2D 1H NMR Spectroscopy

NMR experiments for the assignments of the flexible part of PfCCT(581–775) were recorded at 283 K on a Bruker 700 MHz NMR spectrometer equipped with a cryogenic 5 mm Z-gradient probe head. The aqueous samples were containing 0.5 mM unlabeled PfCCT(581–775) in 20 mM Tris/HCl pH 7.5, 150 mM NaCl and 2 mM EtSH in 10% D2O as an internal lock. Two-dimensional 1H-1H TOCSY (isotropic mixing: 60 ms) and 1H-1H NOESY (mixing time: 200 ms) were performed for the assignments of the backbone and aliphatic side chain 1H resonances. Water suppression was achieved with the WATERGATE sequence42 in both experiments. NMR spectra were processed using GIFA software43.

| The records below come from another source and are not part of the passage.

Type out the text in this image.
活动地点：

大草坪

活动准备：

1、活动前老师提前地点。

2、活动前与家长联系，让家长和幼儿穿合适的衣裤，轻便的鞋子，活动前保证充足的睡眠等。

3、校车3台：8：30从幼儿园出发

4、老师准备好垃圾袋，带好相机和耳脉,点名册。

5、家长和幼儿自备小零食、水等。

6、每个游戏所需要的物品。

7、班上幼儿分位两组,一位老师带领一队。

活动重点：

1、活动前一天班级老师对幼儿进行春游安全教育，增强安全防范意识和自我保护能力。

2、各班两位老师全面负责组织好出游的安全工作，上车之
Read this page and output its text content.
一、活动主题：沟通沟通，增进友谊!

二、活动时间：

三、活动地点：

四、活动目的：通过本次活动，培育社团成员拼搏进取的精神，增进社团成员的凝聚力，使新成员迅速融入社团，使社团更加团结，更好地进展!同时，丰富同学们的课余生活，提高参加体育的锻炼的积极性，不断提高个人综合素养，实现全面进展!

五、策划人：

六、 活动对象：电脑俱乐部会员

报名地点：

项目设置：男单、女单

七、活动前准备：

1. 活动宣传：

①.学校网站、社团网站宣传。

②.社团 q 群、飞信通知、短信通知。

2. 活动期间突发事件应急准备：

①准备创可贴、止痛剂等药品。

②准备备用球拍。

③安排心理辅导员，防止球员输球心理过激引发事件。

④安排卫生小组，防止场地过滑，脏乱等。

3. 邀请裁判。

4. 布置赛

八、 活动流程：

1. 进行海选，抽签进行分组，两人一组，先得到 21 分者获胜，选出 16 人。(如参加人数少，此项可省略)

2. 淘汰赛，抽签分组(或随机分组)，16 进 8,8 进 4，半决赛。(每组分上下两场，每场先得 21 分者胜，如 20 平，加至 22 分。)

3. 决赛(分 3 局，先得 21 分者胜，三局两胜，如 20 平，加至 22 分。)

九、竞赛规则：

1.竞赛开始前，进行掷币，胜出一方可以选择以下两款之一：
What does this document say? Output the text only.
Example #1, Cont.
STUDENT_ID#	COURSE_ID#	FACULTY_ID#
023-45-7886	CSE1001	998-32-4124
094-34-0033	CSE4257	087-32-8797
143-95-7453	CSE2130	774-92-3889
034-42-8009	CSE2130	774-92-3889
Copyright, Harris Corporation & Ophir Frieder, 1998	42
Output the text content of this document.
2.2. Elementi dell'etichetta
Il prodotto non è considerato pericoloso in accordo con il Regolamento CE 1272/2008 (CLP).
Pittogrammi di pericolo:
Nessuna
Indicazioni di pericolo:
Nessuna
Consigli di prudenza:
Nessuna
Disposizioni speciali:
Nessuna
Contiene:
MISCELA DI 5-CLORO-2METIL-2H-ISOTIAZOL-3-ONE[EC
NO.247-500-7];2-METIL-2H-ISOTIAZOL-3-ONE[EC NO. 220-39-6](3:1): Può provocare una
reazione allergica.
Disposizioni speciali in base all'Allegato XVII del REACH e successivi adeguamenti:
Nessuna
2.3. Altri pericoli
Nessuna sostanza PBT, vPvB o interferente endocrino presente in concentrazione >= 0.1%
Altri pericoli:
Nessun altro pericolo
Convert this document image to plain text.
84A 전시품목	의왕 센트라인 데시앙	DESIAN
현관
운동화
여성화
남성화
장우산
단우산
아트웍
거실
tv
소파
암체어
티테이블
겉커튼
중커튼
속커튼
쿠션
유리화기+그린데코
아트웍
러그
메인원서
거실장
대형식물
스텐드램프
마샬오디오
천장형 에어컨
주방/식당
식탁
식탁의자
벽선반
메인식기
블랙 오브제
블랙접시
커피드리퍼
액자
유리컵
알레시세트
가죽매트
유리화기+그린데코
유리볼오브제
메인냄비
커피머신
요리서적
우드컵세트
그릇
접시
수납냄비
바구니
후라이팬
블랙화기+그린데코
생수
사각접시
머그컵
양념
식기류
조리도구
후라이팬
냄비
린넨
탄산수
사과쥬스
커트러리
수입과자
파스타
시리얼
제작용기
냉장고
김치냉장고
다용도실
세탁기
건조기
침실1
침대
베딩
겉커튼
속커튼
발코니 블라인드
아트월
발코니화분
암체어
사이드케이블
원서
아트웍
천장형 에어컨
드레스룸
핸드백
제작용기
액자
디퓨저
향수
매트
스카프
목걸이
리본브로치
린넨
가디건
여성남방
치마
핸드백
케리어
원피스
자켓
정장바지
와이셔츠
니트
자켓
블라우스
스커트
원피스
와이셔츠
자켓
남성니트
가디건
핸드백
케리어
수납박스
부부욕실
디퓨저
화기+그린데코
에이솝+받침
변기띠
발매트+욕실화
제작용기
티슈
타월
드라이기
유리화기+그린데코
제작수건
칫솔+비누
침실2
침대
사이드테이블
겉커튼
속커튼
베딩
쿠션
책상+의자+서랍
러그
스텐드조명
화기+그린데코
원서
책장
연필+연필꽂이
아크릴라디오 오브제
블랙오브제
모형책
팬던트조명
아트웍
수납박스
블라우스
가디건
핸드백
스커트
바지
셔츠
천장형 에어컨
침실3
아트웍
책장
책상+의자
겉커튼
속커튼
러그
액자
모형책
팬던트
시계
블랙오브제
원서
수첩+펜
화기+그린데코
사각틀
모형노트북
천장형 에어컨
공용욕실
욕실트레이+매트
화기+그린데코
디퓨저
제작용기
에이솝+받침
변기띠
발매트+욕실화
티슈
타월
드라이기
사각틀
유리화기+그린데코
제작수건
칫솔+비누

Crystallization and diffraction data collection

10 mg/ml of PfCCT(581-775) with 20 mM of CDPCho (final protein concentration 8 mg/ml) in the lysis buffer were screened by commercially available Classics screen (NeXtal, Qiagen) by sitting drop method. 200 nl sitting drops were set up using a 1:1 ratio between protein and precipitant in 96-well Greiner crystallization plates using a Cartesian dispensing robot44. After one month crystals of protein-CDPCho complex appeared in 0.2 M NaF, 0.1 M HEPES pH 7.5, 20% PEG 3350 at 20 °C. The ligand-free PfCCT crystals were grown by the hanging-drop vapor-diffusion method at 4 °C by mixing 1 µl of protein solution at concentration of 10 mg/ml and 1 µl reservoir solution (0.08 M NaF, 0.1 M Tris pH 7.5, 24% PEG 3350) and appeared after 3 weeks. CMP-bound and ChoP-bound protein crystals were obtained by soaking crystals with CMP and ChoP dissolved in lysis buffer (20 mM Tris/HCl pH 7.5, 0.15 M NaCl and 2 mM EtSH). To obtain these co-crystals, ligand-free crystals were first grown by the hanging-drop vapor-diffusion method at 20 °C by mixing 1 µl of protein solution at concentration 8 mg/ml and 1 µl reservoir solution (pH 8.0, 20% PEG 4000). Crystals appeared after 2 months and were soaked with 100 mM CMP and 100 mM ChoP (50 mM final concentration) for 5 days and 4 weeks, respectively. Cho-bound crystals were obtained by the hanging-drop vapor-diffusion method in 0.08 M NaF, 0.1 M Tris pH 7.5, 24% PEG 3350 at 20 °C by co-crystallization with 50 mM Cho dissolved in the lysis buffer. Crystals appeared after one week and were left to grow for an additional three weeks. Crystals were mounted and soaked in oil as cryosolvent, then frozen in liquid nitrogen. Diffraction data were collected at beamlines ID29, ID23-1 and ID23-2 of the European Synchrotron Radiation Facilities in Grenoble, France. These crystals belong to space group I222 with the asymmetric unit containing one monomer in the case of the free, CMP-bound, ChoP-bound and Cho-bound forms, and six monomers in the case of the CDPCho-bound form.

Structure determination and refinement

The indexing and integration of obtained data sets were carried out using XDS (Pilatus)45,46. The scaling, merging and calculating of structural factor amplitudes were executed using programs TRUNCATE47 and SCALA48 from CCP4 software49. Crystal structures were constructed by molecular replacement using Phaser50 with RnCCT (PDB: 3HL4) and free PfCCT (PDB: 4ZCT) as search models, followed by model building in Coot51. The structure refinements were done using REFMAC 5.8.007352,53 and PHENIX 1.9.169254. Molecular graphics representations were created using PyMol55. All the ligand structures were created using PRODRG server56. Crystal diffraction data and final refinement statistics were summarized in Table 3.

Accession codes

Atomic coordinates and structure factors for the reported crystal structures have been deposited in the PDB under ID codes 4ZCT, 4ZCP, 4ZCQ, 4ZCR and 4ZCS for the free, CMP-, Cho-, ChoP- and CDPCho-bound PfCCT, respectively.